As the CEO and President of K&P Contracting Ltd. in Flatrock – a new home construction builder and renovator that has been focused on energy efficiency for more than 35 years – Curtis is at the heart of the energy efficiency and construction industry in Newfoundland. Over the years, he’s seen a gradual movement in this direction within the sector. People are getting informed, he says, asking more questions about energy efficiency and what can be done.
“I think it’s the way of the future and this has a lot to do with knowledge. Energy efficiency makes your products better without costing more money. Period.”
But there’s still a stigma in terms of cost and value, warns Curtis. People are worried about the higher construction costs of efficient buildings, but they are also worried about higher energy costs, he explains. He wants to help square that circle by increasing dialogue in the sector.“I try to advocate for other builders to be more energy efficient – I don’t see it as a competition. I think the more people involved the better. Personally, I love teaching people the importance of increasing their efficiency and decreasing their carbon footprint.”

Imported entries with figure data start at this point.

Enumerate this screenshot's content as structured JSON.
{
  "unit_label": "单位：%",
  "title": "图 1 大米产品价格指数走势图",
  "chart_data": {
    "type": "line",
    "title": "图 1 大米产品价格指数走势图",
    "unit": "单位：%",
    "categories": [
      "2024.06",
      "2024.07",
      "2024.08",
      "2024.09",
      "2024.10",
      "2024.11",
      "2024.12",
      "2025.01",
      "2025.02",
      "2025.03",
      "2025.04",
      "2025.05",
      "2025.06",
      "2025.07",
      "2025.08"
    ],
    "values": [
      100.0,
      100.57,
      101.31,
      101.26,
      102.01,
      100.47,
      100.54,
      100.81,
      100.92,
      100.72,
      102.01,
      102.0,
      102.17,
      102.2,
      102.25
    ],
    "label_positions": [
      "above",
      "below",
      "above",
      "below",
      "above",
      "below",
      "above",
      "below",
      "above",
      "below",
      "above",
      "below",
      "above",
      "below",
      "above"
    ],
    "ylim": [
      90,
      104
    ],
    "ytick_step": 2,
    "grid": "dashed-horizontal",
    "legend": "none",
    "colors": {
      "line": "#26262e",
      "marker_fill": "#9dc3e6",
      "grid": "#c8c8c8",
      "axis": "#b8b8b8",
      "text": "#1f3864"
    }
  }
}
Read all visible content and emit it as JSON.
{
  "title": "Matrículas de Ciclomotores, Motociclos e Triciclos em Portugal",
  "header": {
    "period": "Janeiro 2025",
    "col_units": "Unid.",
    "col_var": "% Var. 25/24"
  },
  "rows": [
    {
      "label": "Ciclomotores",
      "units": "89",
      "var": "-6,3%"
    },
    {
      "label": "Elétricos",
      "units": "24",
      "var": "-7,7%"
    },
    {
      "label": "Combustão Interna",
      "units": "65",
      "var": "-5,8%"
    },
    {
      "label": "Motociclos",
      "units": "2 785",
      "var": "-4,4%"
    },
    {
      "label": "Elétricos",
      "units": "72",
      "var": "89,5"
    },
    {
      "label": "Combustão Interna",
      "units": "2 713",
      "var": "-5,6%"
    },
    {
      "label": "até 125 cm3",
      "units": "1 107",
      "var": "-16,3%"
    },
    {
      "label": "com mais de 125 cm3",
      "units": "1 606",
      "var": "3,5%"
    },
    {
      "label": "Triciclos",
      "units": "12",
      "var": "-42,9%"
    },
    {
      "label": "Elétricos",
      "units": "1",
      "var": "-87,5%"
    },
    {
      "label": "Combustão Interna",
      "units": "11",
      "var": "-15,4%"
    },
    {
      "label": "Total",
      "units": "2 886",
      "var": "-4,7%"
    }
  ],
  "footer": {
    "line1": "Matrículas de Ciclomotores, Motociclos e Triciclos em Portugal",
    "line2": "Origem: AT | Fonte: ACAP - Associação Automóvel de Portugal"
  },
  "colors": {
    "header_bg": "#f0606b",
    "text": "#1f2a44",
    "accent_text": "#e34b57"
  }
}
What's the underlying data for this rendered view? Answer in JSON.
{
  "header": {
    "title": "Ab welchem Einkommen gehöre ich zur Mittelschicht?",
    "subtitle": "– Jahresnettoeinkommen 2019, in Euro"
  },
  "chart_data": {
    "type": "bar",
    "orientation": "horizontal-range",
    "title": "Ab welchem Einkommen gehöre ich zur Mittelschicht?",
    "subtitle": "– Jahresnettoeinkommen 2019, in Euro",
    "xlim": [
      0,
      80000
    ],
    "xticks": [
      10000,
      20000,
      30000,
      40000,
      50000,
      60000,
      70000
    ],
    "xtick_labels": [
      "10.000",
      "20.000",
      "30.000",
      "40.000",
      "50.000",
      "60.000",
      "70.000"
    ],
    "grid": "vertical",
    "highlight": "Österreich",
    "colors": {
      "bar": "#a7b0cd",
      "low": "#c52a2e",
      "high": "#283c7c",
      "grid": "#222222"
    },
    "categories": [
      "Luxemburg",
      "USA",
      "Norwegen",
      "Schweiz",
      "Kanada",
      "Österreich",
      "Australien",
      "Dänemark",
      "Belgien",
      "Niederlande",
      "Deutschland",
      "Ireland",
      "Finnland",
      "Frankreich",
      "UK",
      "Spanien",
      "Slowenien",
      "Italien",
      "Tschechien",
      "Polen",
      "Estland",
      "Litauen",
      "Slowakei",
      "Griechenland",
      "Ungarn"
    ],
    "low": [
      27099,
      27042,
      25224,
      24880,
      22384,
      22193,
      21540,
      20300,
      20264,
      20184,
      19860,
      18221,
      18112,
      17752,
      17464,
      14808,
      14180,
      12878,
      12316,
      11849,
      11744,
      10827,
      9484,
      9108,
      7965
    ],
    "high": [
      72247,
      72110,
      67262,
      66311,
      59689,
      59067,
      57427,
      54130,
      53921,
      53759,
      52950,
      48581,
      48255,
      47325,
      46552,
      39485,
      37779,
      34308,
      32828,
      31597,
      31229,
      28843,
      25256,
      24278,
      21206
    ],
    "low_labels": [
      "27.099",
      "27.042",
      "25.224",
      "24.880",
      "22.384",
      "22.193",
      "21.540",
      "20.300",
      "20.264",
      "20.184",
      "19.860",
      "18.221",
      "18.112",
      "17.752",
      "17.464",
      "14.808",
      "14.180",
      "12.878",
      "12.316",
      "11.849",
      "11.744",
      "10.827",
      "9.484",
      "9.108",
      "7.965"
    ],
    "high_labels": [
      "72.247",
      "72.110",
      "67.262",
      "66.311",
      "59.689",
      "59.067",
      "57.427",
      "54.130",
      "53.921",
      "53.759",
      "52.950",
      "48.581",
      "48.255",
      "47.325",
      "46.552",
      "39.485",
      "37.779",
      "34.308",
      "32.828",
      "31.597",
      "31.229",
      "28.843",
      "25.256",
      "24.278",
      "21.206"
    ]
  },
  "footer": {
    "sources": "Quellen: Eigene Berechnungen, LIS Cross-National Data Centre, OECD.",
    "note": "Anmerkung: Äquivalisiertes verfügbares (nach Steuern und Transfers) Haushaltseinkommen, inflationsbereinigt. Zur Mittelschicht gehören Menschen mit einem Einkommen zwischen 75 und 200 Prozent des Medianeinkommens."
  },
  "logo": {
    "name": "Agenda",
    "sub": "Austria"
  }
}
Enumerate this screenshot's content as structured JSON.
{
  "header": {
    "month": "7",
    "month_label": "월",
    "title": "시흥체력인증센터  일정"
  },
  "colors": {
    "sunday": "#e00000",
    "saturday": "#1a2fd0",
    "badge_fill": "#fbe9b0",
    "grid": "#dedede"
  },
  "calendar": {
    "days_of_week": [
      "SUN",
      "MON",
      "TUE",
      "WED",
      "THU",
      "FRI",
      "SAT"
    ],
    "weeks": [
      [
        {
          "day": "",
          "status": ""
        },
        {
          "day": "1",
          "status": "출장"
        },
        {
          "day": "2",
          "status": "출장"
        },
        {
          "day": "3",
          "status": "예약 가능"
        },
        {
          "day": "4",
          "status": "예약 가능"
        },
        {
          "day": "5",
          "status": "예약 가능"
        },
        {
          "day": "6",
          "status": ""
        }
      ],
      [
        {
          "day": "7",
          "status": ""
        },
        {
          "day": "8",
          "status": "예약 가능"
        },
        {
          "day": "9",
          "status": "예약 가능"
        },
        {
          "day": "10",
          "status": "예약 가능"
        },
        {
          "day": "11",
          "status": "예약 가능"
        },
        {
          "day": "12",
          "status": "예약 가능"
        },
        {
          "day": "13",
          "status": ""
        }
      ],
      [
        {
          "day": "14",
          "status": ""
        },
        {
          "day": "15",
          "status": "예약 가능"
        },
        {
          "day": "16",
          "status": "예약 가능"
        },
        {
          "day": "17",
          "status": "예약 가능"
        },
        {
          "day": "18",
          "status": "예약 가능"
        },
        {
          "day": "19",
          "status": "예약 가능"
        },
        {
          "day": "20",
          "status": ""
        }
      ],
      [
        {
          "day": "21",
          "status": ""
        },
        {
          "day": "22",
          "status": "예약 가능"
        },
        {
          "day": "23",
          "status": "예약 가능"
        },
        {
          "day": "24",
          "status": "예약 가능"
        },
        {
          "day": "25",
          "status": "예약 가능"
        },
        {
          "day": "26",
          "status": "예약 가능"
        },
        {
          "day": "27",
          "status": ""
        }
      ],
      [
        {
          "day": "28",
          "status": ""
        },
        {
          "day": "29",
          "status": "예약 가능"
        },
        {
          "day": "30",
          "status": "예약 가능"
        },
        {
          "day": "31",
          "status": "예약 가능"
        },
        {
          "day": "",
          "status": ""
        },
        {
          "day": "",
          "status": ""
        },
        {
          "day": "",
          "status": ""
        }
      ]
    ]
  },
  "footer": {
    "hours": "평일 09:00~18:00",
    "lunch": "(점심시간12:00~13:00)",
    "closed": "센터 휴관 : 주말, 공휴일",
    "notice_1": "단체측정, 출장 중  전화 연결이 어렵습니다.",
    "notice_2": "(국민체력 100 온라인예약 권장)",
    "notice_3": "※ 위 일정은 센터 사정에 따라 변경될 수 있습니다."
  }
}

Education and problem solving is where Curtis finds the greatest joy in his work. “In one situation, we needed to figure out how to triple the size of a building and still reduce its energy use, and we did it” explains Curtis. “People coming back and realizing the benefits – that’s a great feeling.”
Curtis believes awareness and education will be key to the construction industry adapting to and adopting the energy efficiency opportunities.